The man has reportedly been in prison for the past nine years. Two years ago, an appeals court overturned his 25-year prison sentence, and said a jury must decide whether the circumstances surrounding the killing make it appropriate to extend the usual six to eight year manslaughter sentence.
Defense for the man claimed that he beat and killed his girlfriend in an alcohol-induced blackout, but prosecutors said he didn't appear drunk upon arrest, and that he acted "deliberately and cruelly" when he beat and killed the woman.
According to sources, the offender and the victim met when she was a teenager. Her sister said she was drawn to the offender because of problems at home. She had been the oldest in the household and took care of everything. When the offender came along, he initially showered her with gifts, attention, and love, and she became pregnant within a few months of dating. The victim's sister has also been a victim of abuse, but has since gotten out of that relationship.
Sources say that in Franklin and Benton County, domestic violence death has become common. According to a new report released by the Washington Coalition Against Domestic Violence, 28 people were killed by domestic violence in Tri-Cities area within last 10 years. That amounts to roughly three people per year.
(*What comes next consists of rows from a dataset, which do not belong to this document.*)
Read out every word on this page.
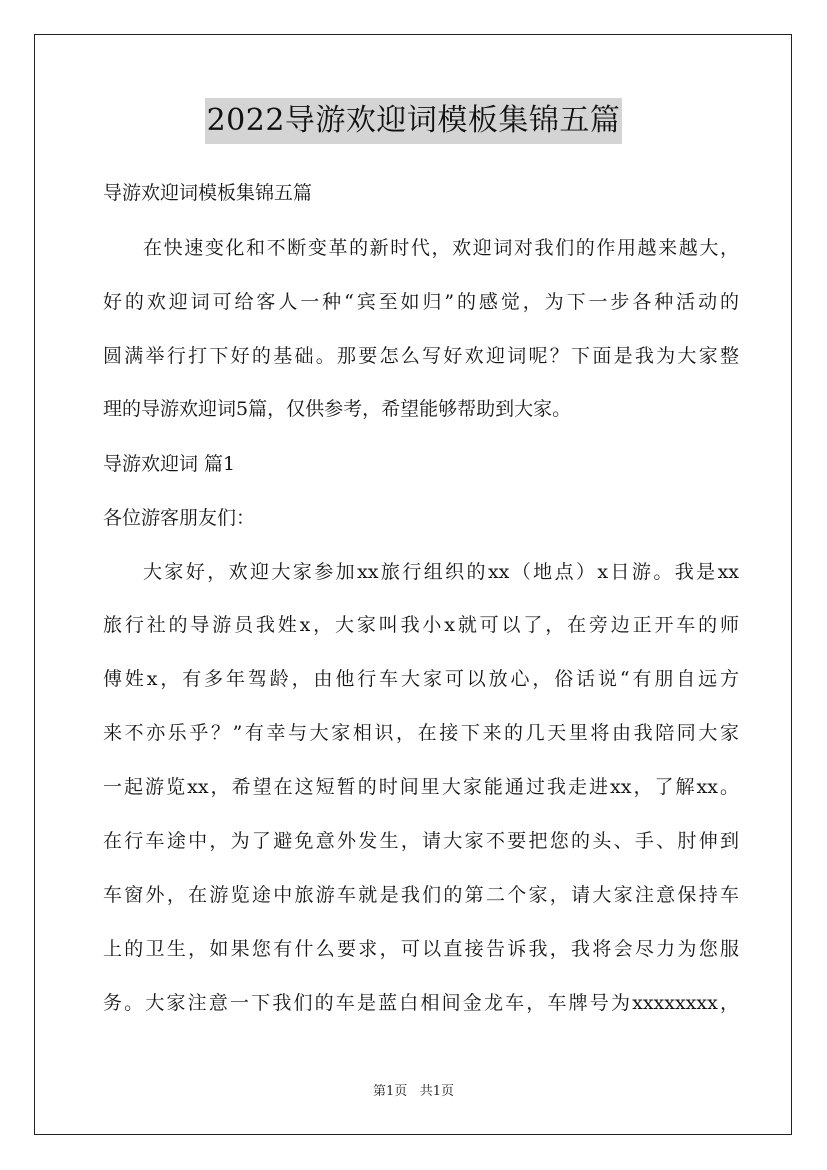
2022导游欢迎词模板集锦五篇
导游欢迎词模板集锦五篇
在快速变化和不断变革的新时代，欢迎词对我们的作用越来越大，
好的欢迎词可给客人一种“宾至如归”的感觉，为下一步各种活动的
圆满举行打下好的基础。那要怎么写好欢迎词呢？下面是我为大家整
理的导游欢迎词5篇，仅供参考，希望能够帮助到大家。
导游欢迎词 篇1
各位游客朋友们：
大家好，欢迎大家参加xx旅行组织的xx（地点）x日游。我是xx
旅行社的导游员我姓x，大家叫我小x就可以了，在旁边正开车的师
傅姓x，有多年驾龄，由他行车大家可以放心，俗话说“有朋自远方
来不亦乐乎？”有幸与大家相识，在接下来的几天里将由我陪同大家
一起游览xx，希望在这短暂的时间里大家能通过我走进xx，了解xx。
在行车途中，为了避免意外发生，请大家不要把您的头、手、肘伸到
车窗外，在游览途中旅游车就是我们的第二个家，请大家注意保持车
上的卫生，如果您有什么要求，可以直接告诉我，我将会尽力为您服
务。大家注意一下我们的车是蓝白相间金龙车，车牌号为xxxxxxxx，
第1页 共1页
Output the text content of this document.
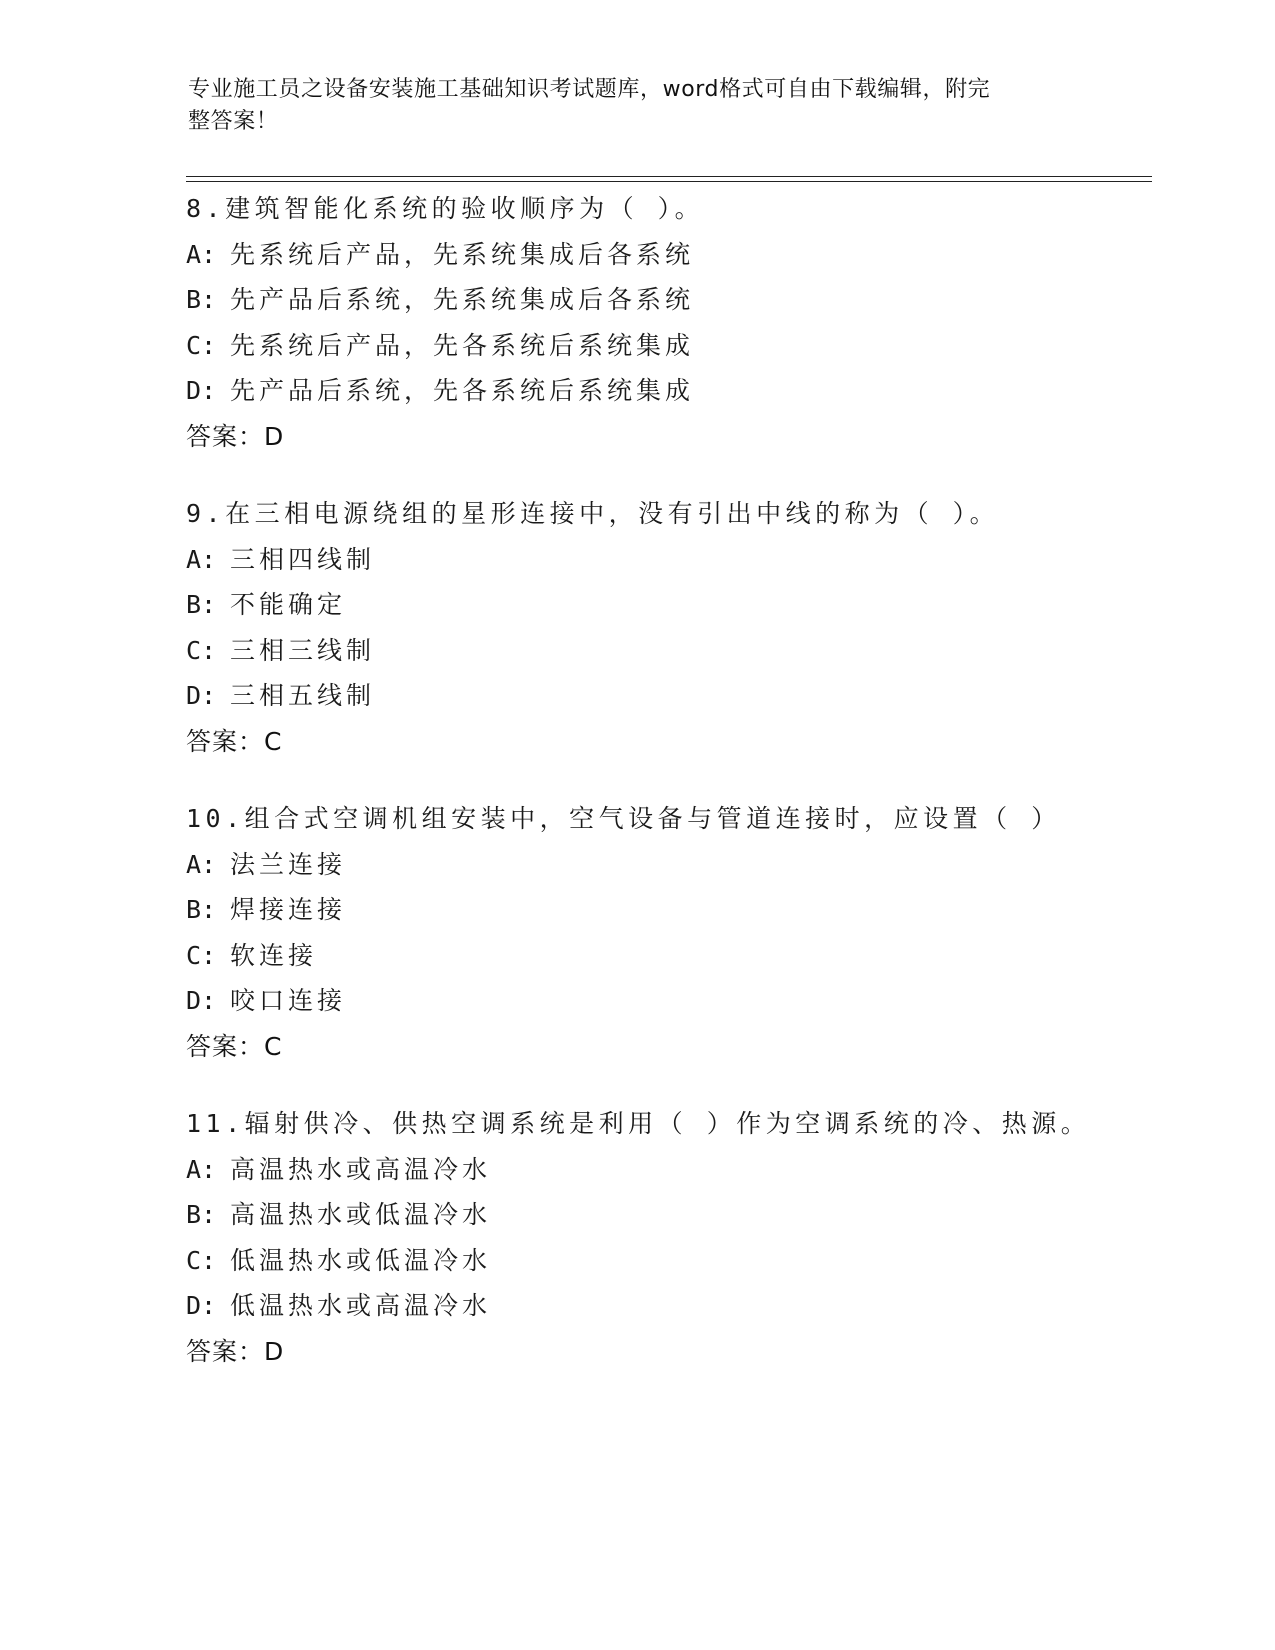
专业施工员之设备安装施工基础知识考试题库，word格式可自由下载编辑，附完
整答案！
8.建筑智能化系统的验收顺序为（ ）。
A: 先系统后产品，先系统集成后各系统
B: 先产品后系统，先系统集成后各系统
C: 先系统后产品，先各系统后系统集成
D: 先产品后系统，先各系统后系统集成
答案：D
9.在三相电源绕组的星形连接中，没有引出中线的称为（ ）。
A: 三相四线制
B: 不能确定
C: 三相三线制
D: 三相五线制
答案：C
10.组合式空调机组安装中，空气设备与管道连接时，应设置（ ）
A: 法兰连接
B: 焊接连接
C: 软连接
D: 咬口连接
答案：C
11.辐射供冷、供热空调系统是利用（ ）作为空调系统的冷、热源。
A: 高温热水或高温冷水
B: 高温热水或低温冷水
C: 低温热水或低温冷水
D: 低温热水或高温冷水
答案：D
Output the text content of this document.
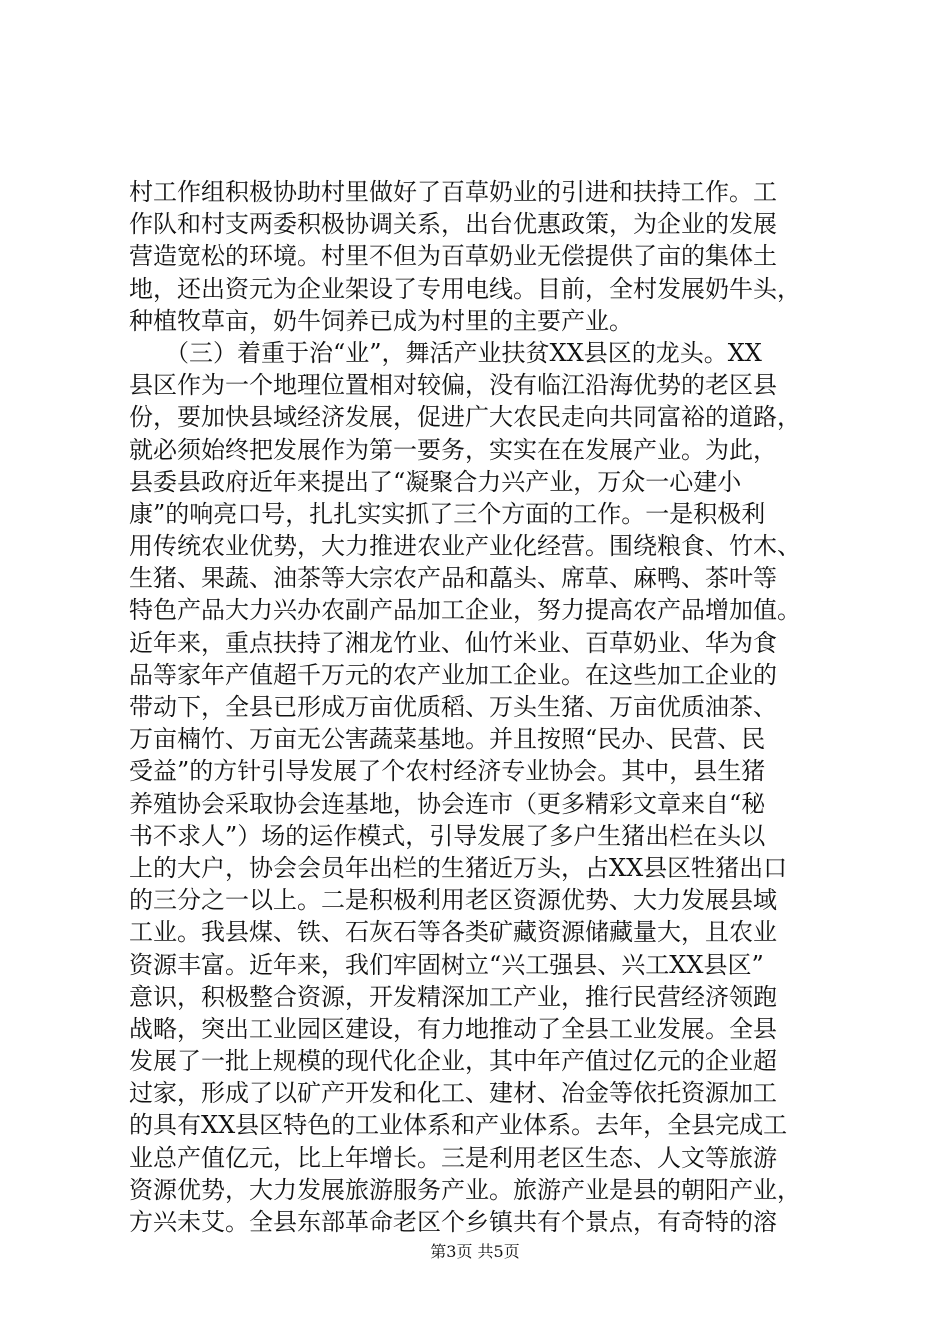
村工作组积极协助村里做好了百草奶业的引进和扶持工作。工
作队和村支两委积极协调关系，出台优惠政策，为企业的发展
营造宽松的环境。村里不但为百草奶业无偿提供了亩的集体土
地，还出资元为企业架设了专用电线。目前，全村发展奶牛头，
种植牧草亩，奶牛饲养已成为村里的主要产业。
　　（三）着重于治“业”，舞活产业扶贫XX县区的龙头。XX
县区作为一个地理位置相对较偏，没有临江沿海优势的老区县
份，要加快县域经济发展，促进广大农民走向共同富裕的道路，
就必须始终把发展作为第一要务，实实在在发展产业。为此，
县委县政府近年来提出了“凝聚合力兴产业，万众一心建小
康”的响亮口号，扎扎实实抓了三个方面的工作。一是积极利
用传统农业优势，大力推进农业产业化经营。围绕粮食、竹木、
生猪、果蔬、油茶等大宗农产品和藠头、席草、麻鸭、茶叶等
特色产品大力兴办农副产品加工企业，努力提高农产品增加值。
近年来，重点扶持了湘龙竹业、仙竹米业、百草奶业、华为食
品等家年产值超千万元的农产业加工企业。在这些加工企业的
带动下，全县已形成万亩优质稻、万头生猪、万亩优质油茶、
万亩楠竹、万亩无公害蔬菜基地。并且按照“民办、民营、民
受益”的方针引导发展了个农村经济专业协会。其中，县生猪
养殖协会采取协会连基地，协会连市（更多精彩文章来自“秘
书不求人”）场的运作模式，引导发展了多户生猪出栏在头以
上的大户，协会会员年出栏的生猪近万头，占XX县区牲猪出口
的三分之一以上。二是积极利用老区资源优势、大力发展县域
工业。我县煤、铁、石灰石等各类矿藏资源储藏量大，且农业
资源丰富。近年来，我们牢固树立“兴工强县、兴工XX县区”
意识，积极整合资源，开发精深加工产业，推行民营经济领跑
战略，突出工业园区建设，有力地推动了全县工业发展。全县
发展了一批上规模的现代化企业，其中年产值过亿元的企业超
过家，形成了以矿产开发和化工、建材、冶金等依托资源加工
的具有XX县区特色的工业体系和产业体系。去年，全县完成工
业总产值亿元，比上年增长。三是利用老区生态、人文等旅游
资源优势，大力发展旅游服务产业。旅游产业是县的朝阳产业，
方兴未艾。全县东部革命老区个乡镇共有个景点，有奇特的溶
第3页 共5页
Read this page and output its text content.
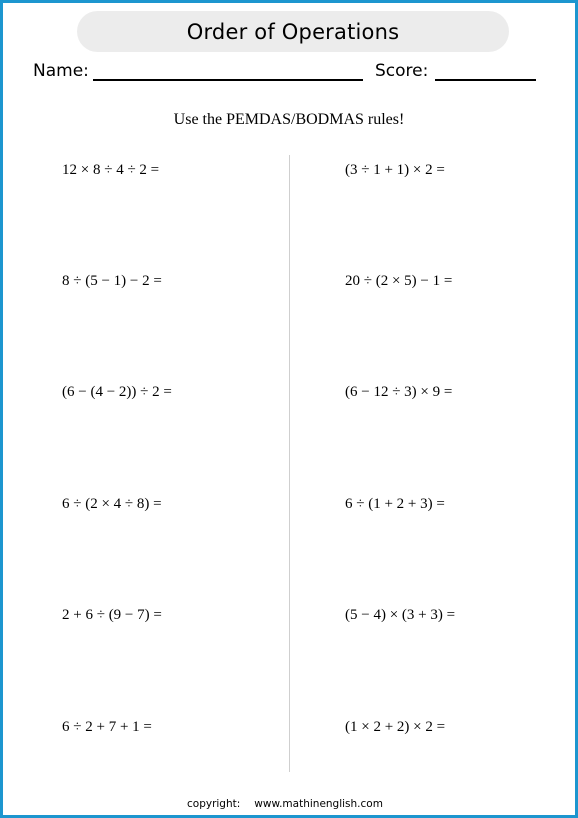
Order of Operations
Name:	Score:
Use the PEMDAS/BODMAS rules!
12 × 8 ÷ 4 ÷ 2 =
8 ÷ (5 − 1) − 2 =
(6 − (4 − 2)) ÷ 2 =
6 ÷ (2 × 4 ÷ 8) =
2 + 6 ÷ (9 − 7) =
6 ÷ 2 + 7 + 1 =
(3 ÷ 1 + 1) × 2 =
20 ÷ (2 × 5) − 1 =
(6 − 12 ÷ 3) × 9 =
6 ÷ (1 + 2 + 3) =
(5 − 4) × (3 + 3) =
(1 × 2 + 2) × 2 =
copyright: www.mathinenglish.com
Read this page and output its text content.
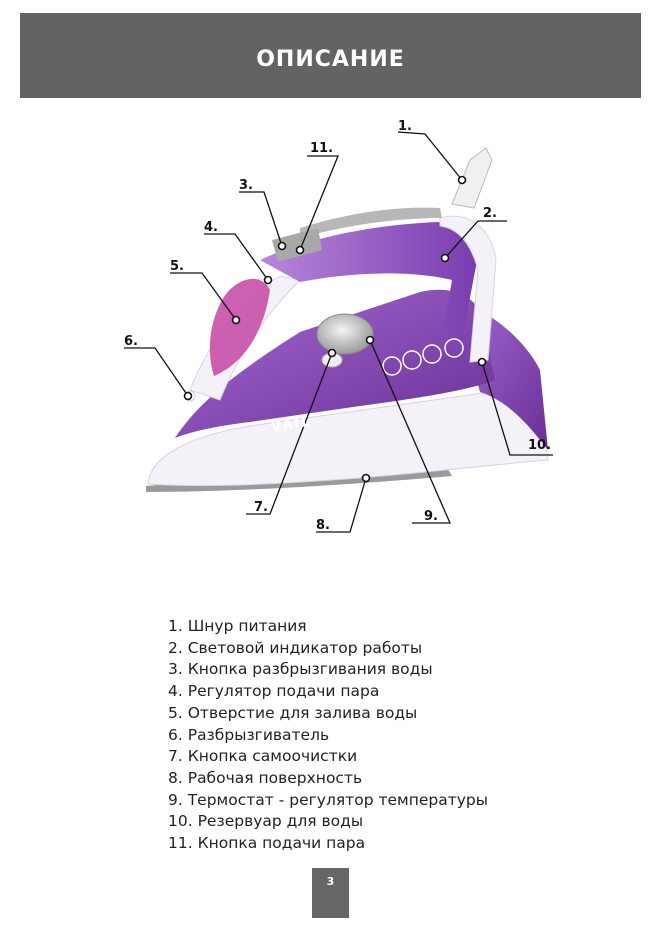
ОПИСАНИЕ
1.
2.
3.
4.
5.
6.
7.
8.
9.
10.
11.
VAIL
1. Шнур питания
2. Световой индикатор работы
3. Кнопка разбрызгивания воды
4. Регулятор подачи пара
5. Отверстие для залива воды
6. Разбрызгиватель
7. Кнопка самоочистки
8. Рабочая поверхность
9. Термостат - регулятор температуры
10. Резервуар для воды
11. Кнопка подачи пара
3
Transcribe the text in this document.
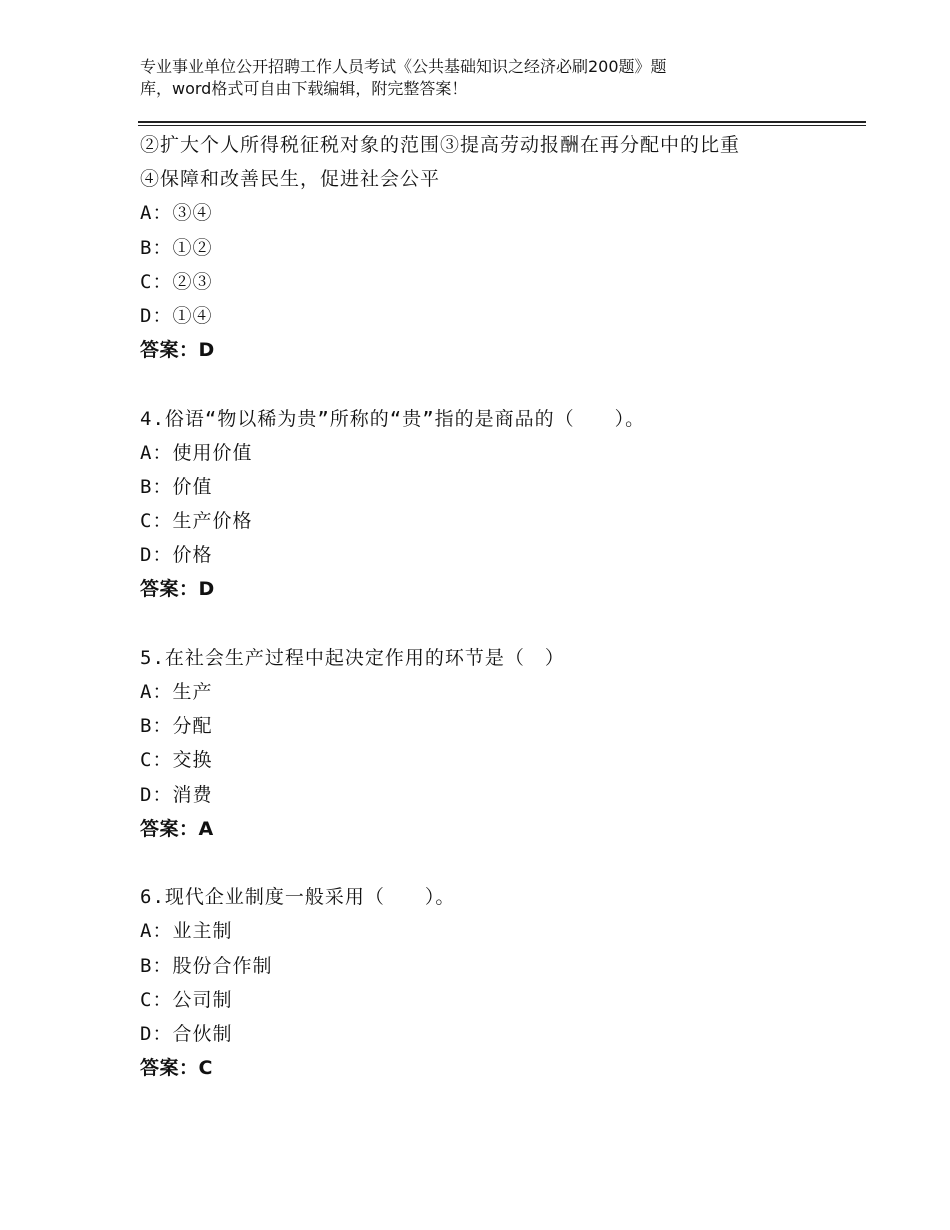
专业事业单位公开招聘工作人员考试《公共基础知识之经济必刷200题》题
库，word格式可自由下载编辑，附完整答案！
②扩大个人所得税征税对象的范围③提高劳动报酬在再分配中的比重
④保障和改善民生，促进社会公平
A：③④
B：①②
C：②③
D：①④
答案：D
4.俗语“物以稀为贵”所称的“贵”指的是商品的（　　）。
A：使用价值
B：价值
C：生产价格
D：价格
答案：D
5.在社会生产过程中起决定作用的环节是（　）
A：生产
B：分配
C：交换
D：消费
答案：A
6.现代企业制度一般采用（　　）。
A：业主制
B：股份合作制
C：公司制
D：合伙制
答案：C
According to Domestic Violence Services departments of Benton and Franklin County, a person is more likely to be killed by a current or former partner than by gang violence, drug violence, or any random crime.
Nationally, domestic violence is a problem among women and constantly needs to be addressed. Sources say that one in four women will, at some point in their life, be involved in an abusive relationship. Among teenagers, that number is one in three, and among preteens, one in five reports having a friend who is a victim of dating violence.
Red flags for domestic violence include immediate involvement or infatuation, obsessive behaviors, jealousy, and major behavioral changes.